Né le 19 juin 1974 à Mississauga, dans la province de l'Ontario au Canada, Mark Zubek est un contrebassiste de jazz, compositeur et réalisateur musical de grand talent. Son approche très personnelle de l'instrument a été repérée très tôt par la mythique chanteuse de jazz Betty Carter, qui a été tellement impressionnée par ses compositions qu'elle est allée jusqu'à écrire des paroles et interpréter l'une de ses pièces. Reconnu dans le milieu pour tirer de sa contrebasse un son acoustique boisé, particulièrement gras, épais et imposant, Mark Zubek a su repousser les frontières de la rythmique jazz traditionnelle en l'intégrant dans des fusions beaucoup plus modernes. Son style navigue avec une aisance déconcertante entre le jazz pur, le hip-hop, le R&B et la musique pop, propulsant toujours l'harmonie par un jeu de main droite extrêmement moteur et percussif. Il a affirmé sa vision musicale en sortant deux albums solo très remarqués en tant que leader sur le label Fresh Sound Records : "Horse With a Broken Leg" en 2000 et "twentytwodollarfishlunch" en 2009. Outre sa virtuosité instrumentale, il s'est imposé comme un producteur incontournable au sein de son propre studio d'enregistrement à Toronto, où sa connaissance millimétrée des fréquences graves et de la dynamique physique de la contrebasse nourrit ses travaux complexes d'arrangement et d'ingénierie du son.
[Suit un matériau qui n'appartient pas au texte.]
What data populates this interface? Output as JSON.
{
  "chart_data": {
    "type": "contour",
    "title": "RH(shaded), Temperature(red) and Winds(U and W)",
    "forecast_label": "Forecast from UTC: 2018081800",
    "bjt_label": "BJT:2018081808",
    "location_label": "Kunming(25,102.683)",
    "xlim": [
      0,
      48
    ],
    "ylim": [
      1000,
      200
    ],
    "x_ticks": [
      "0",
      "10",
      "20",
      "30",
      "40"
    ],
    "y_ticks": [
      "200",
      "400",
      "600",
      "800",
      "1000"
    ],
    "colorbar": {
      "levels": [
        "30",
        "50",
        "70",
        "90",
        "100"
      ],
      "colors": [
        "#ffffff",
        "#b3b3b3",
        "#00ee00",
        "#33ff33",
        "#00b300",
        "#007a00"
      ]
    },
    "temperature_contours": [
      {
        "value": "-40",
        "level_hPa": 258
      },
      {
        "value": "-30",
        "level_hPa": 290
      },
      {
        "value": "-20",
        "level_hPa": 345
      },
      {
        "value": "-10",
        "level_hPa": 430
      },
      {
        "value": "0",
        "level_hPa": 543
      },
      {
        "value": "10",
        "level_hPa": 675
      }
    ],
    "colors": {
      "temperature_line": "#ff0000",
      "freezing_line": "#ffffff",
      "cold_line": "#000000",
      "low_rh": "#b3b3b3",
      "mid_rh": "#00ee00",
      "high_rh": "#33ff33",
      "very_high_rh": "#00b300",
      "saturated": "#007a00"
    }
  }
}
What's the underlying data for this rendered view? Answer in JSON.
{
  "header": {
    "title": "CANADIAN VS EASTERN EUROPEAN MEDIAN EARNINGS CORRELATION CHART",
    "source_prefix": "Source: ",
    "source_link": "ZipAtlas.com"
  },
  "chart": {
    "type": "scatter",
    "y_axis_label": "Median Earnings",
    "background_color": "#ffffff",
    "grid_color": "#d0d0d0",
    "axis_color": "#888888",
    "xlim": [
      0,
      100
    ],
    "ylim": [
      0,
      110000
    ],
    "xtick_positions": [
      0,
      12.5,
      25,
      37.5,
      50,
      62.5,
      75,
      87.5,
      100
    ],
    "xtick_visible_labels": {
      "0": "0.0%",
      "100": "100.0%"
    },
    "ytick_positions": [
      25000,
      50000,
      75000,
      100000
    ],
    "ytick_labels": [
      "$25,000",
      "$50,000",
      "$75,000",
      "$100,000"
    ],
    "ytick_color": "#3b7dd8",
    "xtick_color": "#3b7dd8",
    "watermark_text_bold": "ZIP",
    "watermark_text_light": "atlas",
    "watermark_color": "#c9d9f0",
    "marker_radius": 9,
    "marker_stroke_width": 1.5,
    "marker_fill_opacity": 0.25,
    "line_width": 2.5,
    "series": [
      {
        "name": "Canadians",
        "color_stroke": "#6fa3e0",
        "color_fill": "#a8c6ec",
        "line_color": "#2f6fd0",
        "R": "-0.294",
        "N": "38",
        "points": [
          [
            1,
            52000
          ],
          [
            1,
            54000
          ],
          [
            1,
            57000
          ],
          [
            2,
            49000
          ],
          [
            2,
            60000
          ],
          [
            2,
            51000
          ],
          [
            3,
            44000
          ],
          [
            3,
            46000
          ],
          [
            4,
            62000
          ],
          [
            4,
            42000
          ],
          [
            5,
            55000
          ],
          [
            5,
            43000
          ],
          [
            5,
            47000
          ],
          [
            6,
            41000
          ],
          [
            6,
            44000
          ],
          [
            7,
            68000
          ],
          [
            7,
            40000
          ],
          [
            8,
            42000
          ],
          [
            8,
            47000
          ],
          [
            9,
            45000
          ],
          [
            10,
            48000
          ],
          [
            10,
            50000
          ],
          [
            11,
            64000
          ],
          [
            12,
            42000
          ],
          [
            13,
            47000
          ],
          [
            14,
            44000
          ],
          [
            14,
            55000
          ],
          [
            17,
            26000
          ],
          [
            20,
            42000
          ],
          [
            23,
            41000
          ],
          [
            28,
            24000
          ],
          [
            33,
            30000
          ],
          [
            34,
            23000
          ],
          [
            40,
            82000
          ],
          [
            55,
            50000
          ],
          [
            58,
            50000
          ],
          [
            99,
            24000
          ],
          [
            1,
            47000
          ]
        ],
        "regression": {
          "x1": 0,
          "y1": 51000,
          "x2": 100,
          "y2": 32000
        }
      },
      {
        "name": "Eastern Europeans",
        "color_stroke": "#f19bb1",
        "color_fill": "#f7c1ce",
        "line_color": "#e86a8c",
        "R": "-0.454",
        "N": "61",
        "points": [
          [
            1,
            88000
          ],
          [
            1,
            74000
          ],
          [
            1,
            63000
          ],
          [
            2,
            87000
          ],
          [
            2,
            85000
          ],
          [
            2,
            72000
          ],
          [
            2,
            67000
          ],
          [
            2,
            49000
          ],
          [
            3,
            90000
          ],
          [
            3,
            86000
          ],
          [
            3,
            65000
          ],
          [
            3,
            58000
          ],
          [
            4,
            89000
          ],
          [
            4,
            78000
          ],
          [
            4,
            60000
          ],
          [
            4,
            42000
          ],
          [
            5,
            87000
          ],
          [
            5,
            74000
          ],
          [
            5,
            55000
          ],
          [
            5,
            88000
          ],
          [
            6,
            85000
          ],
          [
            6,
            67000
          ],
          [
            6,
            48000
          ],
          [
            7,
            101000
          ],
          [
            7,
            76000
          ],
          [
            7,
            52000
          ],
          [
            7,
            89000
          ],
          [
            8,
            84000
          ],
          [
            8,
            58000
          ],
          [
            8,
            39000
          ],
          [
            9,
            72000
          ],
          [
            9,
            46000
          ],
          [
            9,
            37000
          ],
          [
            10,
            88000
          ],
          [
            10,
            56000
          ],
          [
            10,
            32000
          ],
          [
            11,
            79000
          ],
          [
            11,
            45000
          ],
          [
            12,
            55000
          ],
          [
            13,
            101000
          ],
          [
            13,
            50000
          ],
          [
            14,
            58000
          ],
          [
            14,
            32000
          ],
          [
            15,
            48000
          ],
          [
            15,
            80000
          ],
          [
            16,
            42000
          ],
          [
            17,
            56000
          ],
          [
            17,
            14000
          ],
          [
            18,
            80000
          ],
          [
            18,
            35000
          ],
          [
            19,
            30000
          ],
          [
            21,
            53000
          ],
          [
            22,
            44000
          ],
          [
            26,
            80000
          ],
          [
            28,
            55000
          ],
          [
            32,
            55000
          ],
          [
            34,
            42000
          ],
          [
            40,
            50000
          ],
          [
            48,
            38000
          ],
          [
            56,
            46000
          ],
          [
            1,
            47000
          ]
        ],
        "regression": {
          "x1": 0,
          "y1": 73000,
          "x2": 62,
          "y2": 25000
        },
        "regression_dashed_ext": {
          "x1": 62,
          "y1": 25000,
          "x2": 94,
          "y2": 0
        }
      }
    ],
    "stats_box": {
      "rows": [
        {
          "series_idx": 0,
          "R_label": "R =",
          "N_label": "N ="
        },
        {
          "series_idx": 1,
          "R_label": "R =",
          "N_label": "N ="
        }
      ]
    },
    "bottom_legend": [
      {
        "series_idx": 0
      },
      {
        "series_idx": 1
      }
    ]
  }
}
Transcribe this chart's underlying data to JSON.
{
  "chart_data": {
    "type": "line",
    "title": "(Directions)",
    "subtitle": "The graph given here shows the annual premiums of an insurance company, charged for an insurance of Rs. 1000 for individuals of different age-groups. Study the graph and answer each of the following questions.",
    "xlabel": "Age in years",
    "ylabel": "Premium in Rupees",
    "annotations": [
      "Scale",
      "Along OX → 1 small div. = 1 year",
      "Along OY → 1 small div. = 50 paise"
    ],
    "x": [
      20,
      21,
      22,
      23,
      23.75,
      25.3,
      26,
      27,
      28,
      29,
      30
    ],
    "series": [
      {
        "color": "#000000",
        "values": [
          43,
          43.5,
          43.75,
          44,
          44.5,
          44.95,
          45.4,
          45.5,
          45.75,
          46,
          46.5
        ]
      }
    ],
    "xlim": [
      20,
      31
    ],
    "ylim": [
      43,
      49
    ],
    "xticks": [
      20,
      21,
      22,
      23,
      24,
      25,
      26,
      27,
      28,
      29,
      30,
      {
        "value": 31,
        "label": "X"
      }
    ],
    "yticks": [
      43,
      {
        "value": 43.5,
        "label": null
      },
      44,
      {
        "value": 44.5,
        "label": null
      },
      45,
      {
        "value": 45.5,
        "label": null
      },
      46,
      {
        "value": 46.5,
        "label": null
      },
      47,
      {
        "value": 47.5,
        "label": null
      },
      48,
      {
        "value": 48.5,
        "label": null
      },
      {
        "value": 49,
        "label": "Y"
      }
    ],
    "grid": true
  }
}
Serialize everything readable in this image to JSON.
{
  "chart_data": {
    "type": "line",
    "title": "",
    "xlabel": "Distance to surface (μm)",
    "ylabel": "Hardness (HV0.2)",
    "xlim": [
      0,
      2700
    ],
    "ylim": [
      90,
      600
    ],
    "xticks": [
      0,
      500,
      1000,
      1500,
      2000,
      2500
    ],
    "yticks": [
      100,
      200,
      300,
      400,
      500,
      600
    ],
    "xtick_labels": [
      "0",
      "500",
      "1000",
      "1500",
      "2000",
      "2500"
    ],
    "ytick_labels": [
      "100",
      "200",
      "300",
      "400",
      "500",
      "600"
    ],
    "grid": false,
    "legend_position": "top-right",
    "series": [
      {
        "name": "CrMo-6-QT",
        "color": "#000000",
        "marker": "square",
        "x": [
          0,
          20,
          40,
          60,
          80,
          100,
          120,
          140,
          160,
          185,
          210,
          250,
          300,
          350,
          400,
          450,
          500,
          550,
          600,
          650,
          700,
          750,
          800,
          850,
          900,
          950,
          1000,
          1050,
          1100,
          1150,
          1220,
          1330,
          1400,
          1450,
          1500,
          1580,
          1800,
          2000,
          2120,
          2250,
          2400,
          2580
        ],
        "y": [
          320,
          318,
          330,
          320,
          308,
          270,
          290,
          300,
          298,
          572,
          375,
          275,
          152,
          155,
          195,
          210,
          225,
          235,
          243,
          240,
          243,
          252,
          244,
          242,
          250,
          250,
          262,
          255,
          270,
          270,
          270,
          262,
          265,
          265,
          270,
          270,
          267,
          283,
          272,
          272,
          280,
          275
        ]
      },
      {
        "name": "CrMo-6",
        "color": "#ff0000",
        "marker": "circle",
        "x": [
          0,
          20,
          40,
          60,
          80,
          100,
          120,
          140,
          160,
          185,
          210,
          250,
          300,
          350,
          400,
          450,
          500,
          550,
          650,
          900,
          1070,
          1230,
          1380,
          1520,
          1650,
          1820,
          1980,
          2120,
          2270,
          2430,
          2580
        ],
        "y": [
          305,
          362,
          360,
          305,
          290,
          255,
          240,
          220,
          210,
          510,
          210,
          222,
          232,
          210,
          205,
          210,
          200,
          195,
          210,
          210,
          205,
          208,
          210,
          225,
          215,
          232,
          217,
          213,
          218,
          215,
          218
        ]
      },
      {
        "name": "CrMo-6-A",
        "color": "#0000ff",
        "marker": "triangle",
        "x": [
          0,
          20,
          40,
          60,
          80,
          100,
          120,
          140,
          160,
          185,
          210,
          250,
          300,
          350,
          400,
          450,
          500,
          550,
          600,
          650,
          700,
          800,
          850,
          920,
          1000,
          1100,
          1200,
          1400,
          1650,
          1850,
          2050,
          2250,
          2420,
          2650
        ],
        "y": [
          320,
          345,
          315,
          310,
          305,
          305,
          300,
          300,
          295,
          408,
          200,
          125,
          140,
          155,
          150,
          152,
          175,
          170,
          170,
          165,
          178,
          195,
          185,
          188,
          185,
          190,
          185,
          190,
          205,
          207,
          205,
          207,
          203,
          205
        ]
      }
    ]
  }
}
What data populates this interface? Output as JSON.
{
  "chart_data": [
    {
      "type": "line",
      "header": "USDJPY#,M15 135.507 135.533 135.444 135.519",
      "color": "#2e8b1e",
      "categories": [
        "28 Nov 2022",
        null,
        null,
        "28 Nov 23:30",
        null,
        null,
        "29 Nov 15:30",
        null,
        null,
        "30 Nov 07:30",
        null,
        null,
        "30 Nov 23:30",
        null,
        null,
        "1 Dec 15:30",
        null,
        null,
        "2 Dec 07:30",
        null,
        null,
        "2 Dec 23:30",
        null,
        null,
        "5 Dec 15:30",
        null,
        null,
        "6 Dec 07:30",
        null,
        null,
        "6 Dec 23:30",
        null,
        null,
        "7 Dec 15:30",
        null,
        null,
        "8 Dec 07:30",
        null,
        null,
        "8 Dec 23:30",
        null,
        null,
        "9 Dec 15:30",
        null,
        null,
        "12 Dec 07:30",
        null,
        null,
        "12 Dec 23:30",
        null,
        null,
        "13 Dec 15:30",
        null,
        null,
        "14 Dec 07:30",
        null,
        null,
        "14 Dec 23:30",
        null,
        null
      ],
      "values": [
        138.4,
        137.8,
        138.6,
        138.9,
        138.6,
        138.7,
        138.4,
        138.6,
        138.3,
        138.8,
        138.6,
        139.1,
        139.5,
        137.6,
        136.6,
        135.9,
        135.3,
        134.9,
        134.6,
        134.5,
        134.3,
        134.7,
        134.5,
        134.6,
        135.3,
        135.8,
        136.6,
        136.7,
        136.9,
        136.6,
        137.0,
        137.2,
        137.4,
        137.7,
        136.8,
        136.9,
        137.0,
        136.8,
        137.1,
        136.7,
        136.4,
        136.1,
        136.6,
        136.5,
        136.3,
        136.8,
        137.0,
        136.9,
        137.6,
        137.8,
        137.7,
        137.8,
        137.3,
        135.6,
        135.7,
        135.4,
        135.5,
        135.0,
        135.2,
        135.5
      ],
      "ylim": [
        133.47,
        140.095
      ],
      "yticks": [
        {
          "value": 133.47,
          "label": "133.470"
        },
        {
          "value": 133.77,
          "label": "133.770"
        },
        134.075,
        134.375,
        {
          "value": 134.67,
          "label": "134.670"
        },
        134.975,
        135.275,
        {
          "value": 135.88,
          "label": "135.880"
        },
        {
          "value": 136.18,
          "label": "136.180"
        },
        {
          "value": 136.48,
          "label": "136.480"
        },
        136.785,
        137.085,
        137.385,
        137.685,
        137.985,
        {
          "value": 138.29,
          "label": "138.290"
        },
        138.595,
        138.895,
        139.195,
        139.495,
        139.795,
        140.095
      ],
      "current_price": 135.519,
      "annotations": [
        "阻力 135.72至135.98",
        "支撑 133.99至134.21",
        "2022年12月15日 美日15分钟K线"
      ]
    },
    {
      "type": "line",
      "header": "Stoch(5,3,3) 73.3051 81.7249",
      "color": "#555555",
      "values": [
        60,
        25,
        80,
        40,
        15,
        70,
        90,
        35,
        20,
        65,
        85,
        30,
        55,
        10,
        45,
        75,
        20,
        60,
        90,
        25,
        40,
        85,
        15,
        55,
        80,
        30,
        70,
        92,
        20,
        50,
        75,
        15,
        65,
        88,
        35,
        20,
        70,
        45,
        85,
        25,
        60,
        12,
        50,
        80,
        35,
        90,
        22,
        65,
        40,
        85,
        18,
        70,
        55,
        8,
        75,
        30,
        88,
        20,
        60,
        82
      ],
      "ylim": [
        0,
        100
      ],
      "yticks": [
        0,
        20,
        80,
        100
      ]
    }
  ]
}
Mike Kerr - Royal Blood (1990)

Né le 19 juin 1990 à Worthing, en Angleterre, Mike Kerr est le chanteur et l'emblématique bassiste du duo rock britannique Royal Blood, qu'il a formé avec le batteur Ben Thatcher. Ce qui fascine immédiatement la communauté des bassistes chez Mike Kerr, c'est son approche technologique et harmonique révolutionnaire de la basse électrique, qui a totalement redéfini la place de l'instrument dans une formation moderne sans guitare. Loin de se cantonner aux strictes fréquences graves, il a imaginé et conçu un routage de signal d'une immense complexité pour donner la parfaite illusion qu'un guitariste et un bassiste jouent simultanément sur scène. Sa configuration s'appuie principalement sur une basse à diapason court, historiquement une Gretsch Junior Jet II ou plus récemment son modèle signature Fender Jaguar Bass, montée avec des micros humbuckers capables de capter un niveau de sortie maximal et massif. Son signal est méticuleusement divisé à la source grâce à des boîtiers de routage et des pédales ABY actives avant de traverser de multiples étages d'effets distincts. Il utilise intensivement des pédales d'octaveurs et de pitch-shifting, en particulier l'Electro-Harmonix Micro POG et le POG 2, pour générer des harmonies artificielles aux octaves supérieures, simulant ainsi des accords de puissance de guitare électrique. Cette division harmonique attaque ensuite plusieurs amplificateurs simultanément : il combine l'assise ronde, profonde et le déplacement d'air monstrueux d'amplis basse traditionnels, comme les têtes Fender Super Bassman ou Ampeg SVT, avec la saturation tranchante et les hauts-médiums d'amplificateurs pour guitare tels que le Fender Super-Sonic. En saupoudrant l'ensemble de pédales de fuzz féroces savamment dosées, notamment des modèles ZVex Mastotron, des ProCo RAT ou encore des pédales sur-mesure réalisées spécifiquement pour lui par la marque boutique britannique Cog Effects, Mike Kerr sculpte un mur de son colossal et agressif qui prouve de manière irréfutable à quel point la basse peut devenir le pilier mélodique et rythmique absolu du rock contemporain.